Saudi Arabia opens consulate in Baghdad - GulfToday

Saudi Arabia opens consulate in Baghdad


Iraq Foreign Minister Mohamed Alhakim raises the Saudi flag during the opening ceremony of the Saudi consulate in Baghdad on Thursday. Associated Press

BAGHDAD: Iraq says Saudi Arabia has opened a consulate in Baghdad for the first time in nearly 30 years in a sign of improving ties.

The consulate, which will issue visas to Iraqis, was opened during a two-day visit by a delegation headed by the Saudi minister of commerce and investment, Majid Bin Abdullah Al Qasabi.

Riyadh seeks closer ties to Iraq in an effort to counter Iran’s growing regional influence.

Iraqi Foreign Ministry spokesman Ahmad Sahhaf said the consulate was opened Thursday inside the heavily fortified Green Zone. He says the move is expected to benefit both countries.

Iraq’s Prime Minister Adel Abdul-Mahdi is visiting Iran on Saturday, and plans to visit Saudi Arabia later this month.

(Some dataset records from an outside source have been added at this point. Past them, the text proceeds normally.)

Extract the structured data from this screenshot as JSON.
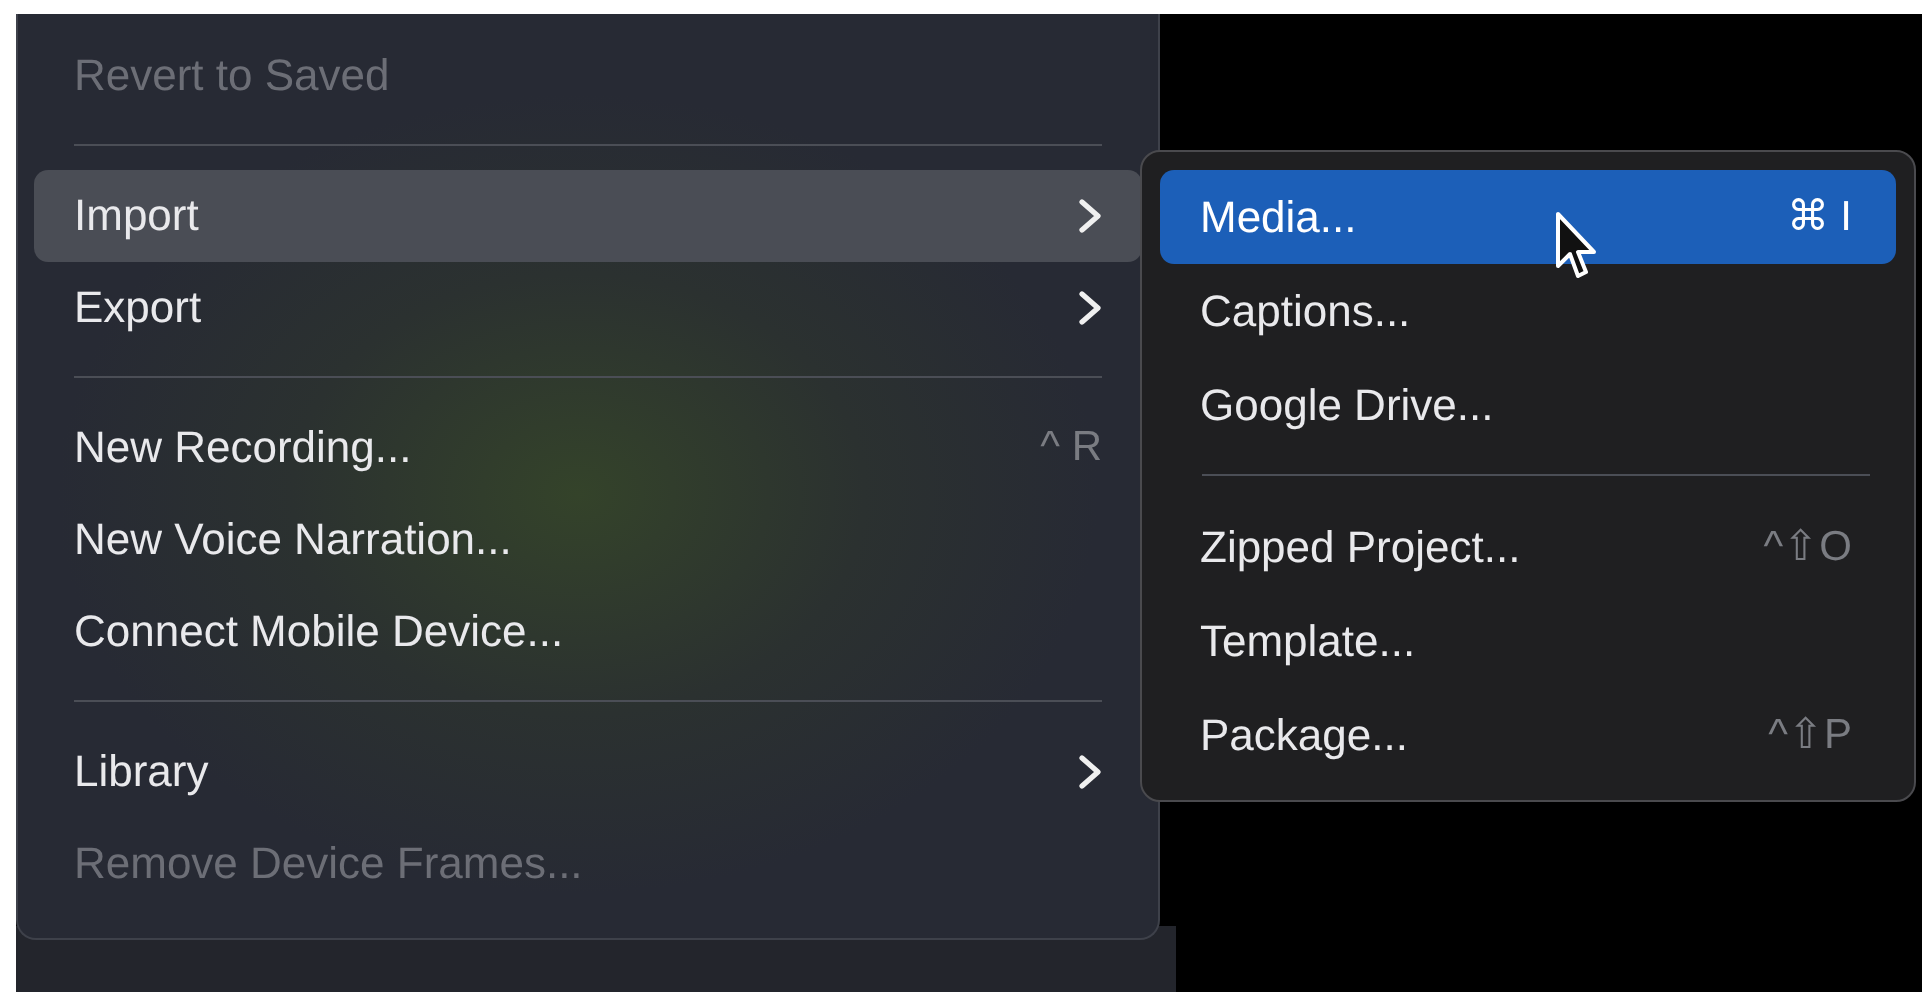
{
  "menu": {
    "items": [
      {
        "kind": "item",
        "label": "Revert to Saved",
        "disabled": true,
        "selected": false
      },
      {
        "kind": "separator"
      },
      {
        "kind": "item",
        "label": "Import",
        "disabled": false,
        "selected": true,
        "submenu": true
      },
      {
        "kind": "item",
        "label": "Export",
        "disabled": false,
        "selected": false,
        "submenu": true
      },
      {
        "kind": "separator"
      },
      {
        "kind": "item",
        "label": "New Recording...",
        "shortcut": "^ R",
        "disabled": false,
        "selected": false
      },
      {
        "kind": "item",
        "label": "New Voice Narration...",
        "disabled": false,
        "selected": false
      },
      {
        "kind": "item",
        "label": "Connect Mobile Device...",
        "disabled": false,
        "selected": false
      },
      {
        "kind": "separator"
      },
      {
        "kind": "item",
        "label": "Library",
        "disabled": false,
        "selected": false,
        "submenu": true
      },
      {
        "kind": "item",
        "label": "Remove Device Frames...",
        "disabled": true,
        "selected": false
      }
    ]
  },
  "submenu": {
    "items": [
      {
        "kind": "item",
        "label": "Media...",
        "shortcut": "⌘ I",
        "disabled": false,
        "selected": true
      },
      {
        "kind": "item",
        "label": "Captions...",
        "disabled": false,
        "selected": false
      },
      {
        "kind": "item",
        "label": "Google Drive...",
        "disabled": false,
        "selected": false
      },
      {
        "kind": "separator"
      },
      {
        "kind": "item",
        "label": "Zipped Project...",
        "shortcut": "^⇧O",
        "disabled": false,
        "selected": false
      },
      {
        "kind": "item",
        "label": "Template...",
        "disabled": false,
        "selected": false
      },
      {
        "kind": "item",
        "label": "Package...",
        "shortcut": "^⇧P",
        "disabled": false,
        "selected": false
      }
    ]
  }
}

Saudi Arabia cut ties with Iraq when it invaded Kuwait in 1990.

Saudi Arabia’s trade minister announced a one-billion-dollar aid package for Iraq during a visit to Baghdad on Thursday, pledging stronger bilateral ties as the kingdom competes with rival Iran for influence over Iraq.

Majed Al Qasabi also inaugurated a new Saudi consulate in Baghdad, one of four planned branches to open in Iraq after decades of no diplomatic links between the two countries.

Speaking to reporters alongside Iraqi Oil Minister Thamer Ghadban, Qasabi said the relationship had entered “a new phase”.

“There’s no doubt that this exchange, this discussion, is a two-way street that will strengthen these ties,” said Qasabi, wrapping up a two-day visit.

Saudi Arabia would provide Iraq with $1 billion in loans for development projects, said Qasabi, plus $500 million to boost exports and a gift of a 100,000-seat sports stadium to be built on Baghdad’s outskirts.

A joint Saudi-Iraq business council also proposed dozens of opportunities in Iraq for Saudi private investors and a free trade zone along the desertic border between the two countries, he said.

Ghadban said the council had prepared “memoranda of understanding that will be signed in Riyadh during the upcoming visit of Iraq’s prime minister.”

Iraq is caught in a tug-of-war over influence pitting Iran against the United States and Saudi Arabia.

Iran is the second-largest supplier of imported goods to Iraq and also has deep-rooted political influence in the country, particularly over Shiite factions.